The process isn't easy. It's daunting and time-consuming, but it's do-able. I began building my platform several years ago, just about the time my non-fiction book, The Tender Scar: Life After The Death Of A Spouse, was published. Even then, I was hearing the advice, "Every author needs a web site." I had no idea how to go about the process, but a bit of Internet research allowed me to find a domain name that seemed appropriate, and I grabbed it, tying it up for three years and making a note in my Palm Pilot to be sure to renew it then so I didn't lose it. Now I had a site but nothing on it. My wife, Kay, decided to play with the process, we purchased the requisite software (which wasn't too expensive), and between the two of us managed to put together a pretty good site. Let me interject here that there are some excellent website designers, and the costs involved can be modest. I won't mention any particular one, but I see recommendations on various writing loops frequently. I'd suggest you check a number of websites, find one you like, and contact the owner to see who designed it. Right now, Kay is redesigning my website to include more about my fiction writing and forthcoming novel, so stay tuned for more on that soon.

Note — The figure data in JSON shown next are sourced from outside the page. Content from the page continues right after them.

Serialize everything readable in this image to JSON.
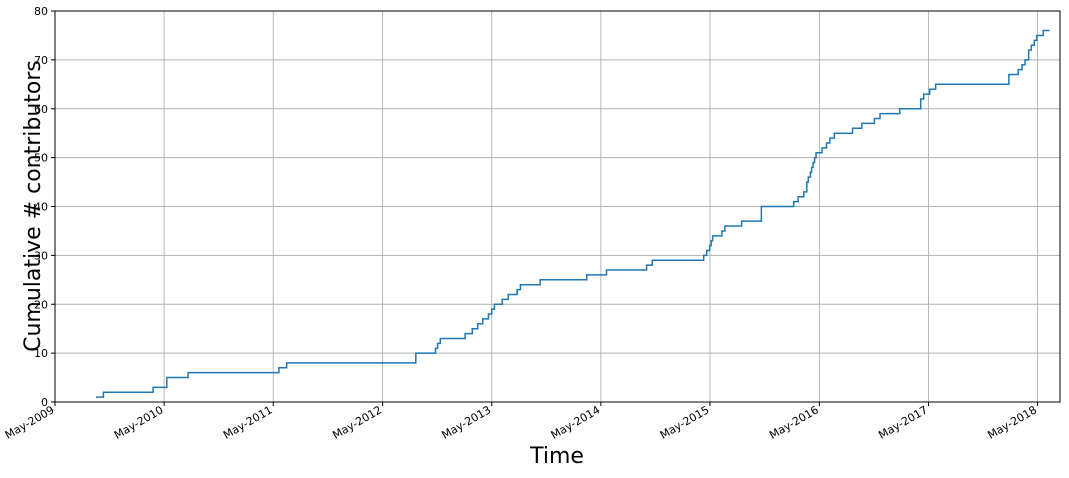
{
  "chart_data": {
    "type": "line",
    "title": "",
    "xlabel": "Time",
    "ylabel": "Cumulative # contributors",
    "x_axis_kind": "date",
    "xlim": [
      "2009-05-01",
      "2018-07-15"
    ],
    "ylim": [
      0,
      80
    ],
    "grid": true,
    "legend": "none",
    "colors": {
      "line": "#1f77b4",
      "grid": "#b0b0b0",
      "axis": "#000000"
    },
    "x_ticks": [
      {
        "date": "2009-05-01",
        "label": "May-2009"
      },
      {
        "date": "2010-05-01",
        "label": "May-2010"
      },
      {
        "date": "2011-05-01",
        "label": "May-2011"
      },
      {
        "date": "2012-05-01",
        "label": "May-2012"
      },
      {
        "date": "2013-05-01",
        "label": "May-2013"
      },
      {
        "date": "2014-05-01",
        "label": "May-2014"
      },
      {
        "date": "2015-05-01",
        "label": "May-2015"
      },
      {
        "date": "2016-05-01",
        "label": "May-2016"
      },
      {
        "date": "2017-05-01",
        "label": "May-2017"
      },
      {
        "date": "2018-05-01",
        "label": "May-2018"
      }
    ],
    "y_ticks": [
      {
        "value": 0,
        "label": "0"
      },
      {
        "value": 10,
        "label": "10"
      },
      {
        "value": 20,
        "label": "20"
      },
      {
        "value": 30,
        "label": "30"
      },
      {
        "value": 40,
        "label": "40"
      },
      {
        "value": 50,
        "label": "50"
      },
      {
        "value": 60,
        "label": "60"
      },
      {
        "value": 70,
        "label": "70"
      },
      {
        "value": 80,
        "label": "80"
      }
    ],
    "series": [
      {
        "step": "post",
        "x": [
          "2009-09-15",
          "2009-10-10",
          "2010-03-25",
          "2010-05-10",
          "2010-07-20",
          "2011-05-20",
          "2011-06-15",
          "2012-08-20",
          "2012-10-25",
          "2012-11-01",
          "2012-11-10",
          "2013-02-01",
          "2013-02-25",
          "2013-03-15",
          "2013-04-01",
          "2013-04-20",
          "2013-05-01",
          "2013-05-10",
          "2013-06-05",
          "2013-06-25",
          "2013-07-25",
          "2013-08-05",
          "2013-08-15",
          "2013-10-10",
          "2014-03-15",
          "2014-05-20",
          "2014-06-05",
          "2014-10-01",
          "2014-10-20",
          "2015-04-10",
          "2015-04-20",
          "2015-04-30",
          "2015-05-05",
          "2015-05-10",
          "2015-06-10",
          "2015-06-20",
          "2015-08-15",
          "2015-10-20",
          "2016-02-05",
          "2016-02-20",
          "2016-03-10",
          "2016-03-20",
          "2016-03-25",
          "2016-04-01",
          "2016-04-05",
          "2016-04-10",
          "2016-04-15",
          "2016-04-20",
          "2016-05-10",
          "2016-05-25",
          "2016-06-05",
          "2016-06-20",
          "2016-08-20",
          "2016-09-20",
          "2016-11-01",
          "2016-11-10",
          "2016-11-20",
          "2017-01-25",
          "2017-04-05",
          "2017-04-15",
          "2017-05-05",
          "2017-05-25",
          "2017-06-01",
          "2017-06-05",
          "2017-12-25",
          "2018-01-25",
          "2018-02-25",
          "2018-03-10",
          "2018-03-20",
          "2018-04-01",
          "2018-04-10",
          "2018-04-20",
          "2018-04-28",
          "2018-05-05",
          "2018-05-20",
          "2018-06-05",
          "2018-06-10"
        ],
        "y": [
          1,
          2,
          3,
          5,
          6,
          7,
          8,
          10,
          11,
          12,
          13,
          14,
          15,
          16,
          17,
          18,
          19,
          20,
          21,
          22,
          23,
          24,
          24,
          25,
          26,
          27,
          27,
          28,
          29,
          30,
          31,
          32,
          33,
          34,
          35,
          36,
          37,
          40,
          41,
          42,
          43,
          45,
          46,
          47,
          48,
          49,
          50,
          51,
          52,
          53,
          54,
          55,
          56,
          57,
          58,
          58,
          59,
          60,
          62,
          63,
          64,
          65,
          65,
          65,
          65,
          67,
          68,
          69,
          70,
          72,
          73,
          74,
          75,
          75,
          76,
          76,
          76
        ]
      }
    ]
  }
}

At that time, the focus of my website was my writing and speaking on grief and loss. To further build platform, I began making contacts that allowed me to speak to groups about grief and loss. These engagements allowed me to minister through what I said, but also let me mention my book, which many of the attendees bought.

To further extend my platform, I wrote some short pieces and submitted them to various publications. Some were rejected, some accepted and printed, but this not only let me get my name out to the readers, it gave me a foot in the door with editors of the periodicals. As a result, I was able to query them about some freelance pieces, and when these were published... Well, you see how this snowballs.

About that time, everyone was starting to blog. I hate that word. Sounds like something out of a 60's sci-fi movie. But weblogs seemed to be the wave of the future, so I started Random Jottings. I have a small but loyal following (and thanks for that), and the blog not only lets me encourage other writers and entertain readers, it gets my name in front of people. So, when Code Blue launches next year, I hope there'll be a few hundred folks who recognize the name and ask, "Wonder if he writes fiction as well as he blogs?" Hope so, at least.

Then came social networking. You can follow me on Twitter or Facebook, although I don't spend a lot of time on those. I use Twitter to follow a few friends, and although I accept Facebook friends who seem to have some connection with me, however distant, I follow a limited number of persons. But the result is...all together now. It gets my name out there.

One thing I haven't done yet, and this makes me feel guilty, is collect email addresses and start sending out a newsletter on a regular basis. Right now, I'm too technologically challenged to do it easily, but that's next on my list, along with making this blog available via FeedBlitz or some similar site. Meanwhile, if you haven't done so, use Google Reader to let you know when new posts appear.

There's more to the story, but this gives you an idea about the first steps to building a platform. If you're a writer, you need one. And not for the purpose associated with the picture above. Now, to paraphrase what's going to be said at the Texas Motor Speedway this weekend: "Writers, start your platforms.